In about six months, Allison will return to Children's Hospital for further tests."In about six months, these things (the ductus) just close off like an old iron pipe," said Midgley. "It doesn't actually shut off, but it just slowly carries less blood."

At that point the doctors may find that the valve itself is allowing enough blood to flow through the chamber. If it is not, an artifical ductus will have to be constructed to buy Allison a few years until she can undergo open heart-surgery and the construction of a new valve.

Yesterday, a month and a half after the surgery, Midgley said he and Shapiro are "enthusiastically encouraged" about Allison's chances now. "She's through a very high-risk period," he said.

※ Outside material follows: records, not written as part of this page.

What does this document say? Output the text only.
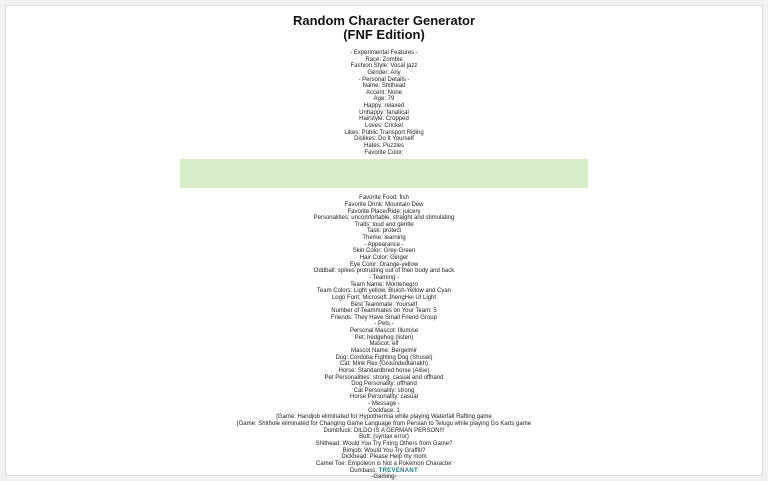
Random Character Generator
(FNF Edition)
- Experimental Features -
Race: Zombie
Fashion Style: Vocal jazz
Gender: Any
- Personal Details -
Name: Shithead
Accent: None
Age: 79
Happy: relaxed
Unhappy: fanatical
Hairstyle: Cropped
Loves: Cricket
Likes: Public Transport Riding
Dislikes: Do It Yourself
Hates: Puzzles
Favorite Color:
Favorite Food: fish
Favorite Drink: Mountain Dew
Favorite Place/Ride: juicery
Personalities: uncomfortable, straight and stimulating
Traits: loud and gentle
Task: protect
Theme: learning
- Appearance -
Skin Color: Grey-Green
Hair Color: Ginger
Eye Color: Orange-yellow
Oddball: spikes protruding out of their body and back
- Teaming -
Team Name: Montenegro
Team Colors: Light yellow, Bluish-Yellow and Cyan
Logo Font: Microsoft JhengHei UI Light
Best Teammate: Yourself
Number of Teammates on Your Team: 5
Friends: They Have Small Friend Group
- Pets -
Personal Mascot: Illumise
Pet: hedgehog (listen)
Mascot: elf
Mascot Name: Bergelmir
Dog: Cordoba Fighting Dog (Shusei)
Cat: Mink Rex (Groundedtanakh)
Horse: Standardbred horse (Alise)
Pet Personalities: strong, casual and offhand
Dog Personality: offhand
Cat Personality: strong
Horse Personality: casual
- Message -
Cockface: 1
[Game: Handjob eliminated for Hypothermia while playing Waterfall Rafting game
[Game: Shithole eliminated for Changing Game Language from Persian to Telugu while playing Go Karts game
Dumbfuck: DILDO IS A GERMAN PERSON!!!
Butt: (syntax error)
Shithead: Would You Try Firing Others from Game?
Bimjob: Would You Try Graffiti?
Dickhead: Please Help my mom
Camel Toe: Empoleon is Not a Pokemon Character
Dumbass: TREVENANT
-Gaming-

"The experience is that most (such patients) die shortly after birth," added Shapiro. The mortality rate in the first month of life is about 60 per cent, he said.

"The sign that I felt we made it" with Allison's parents, said Midgely, "was that on the third day they named her. Up till then she was 'baby girl.'"

"We wanted to give her a name, one way or another," said Thomas Shank, "but in the confusion, it just took that long to get it on paper."

Reviewing the initial success with Allison, Frank Midgley commented: "My mentors lived through the years when this wasn't possible. The base-line of seemingly inoperable cases gets whittled away at."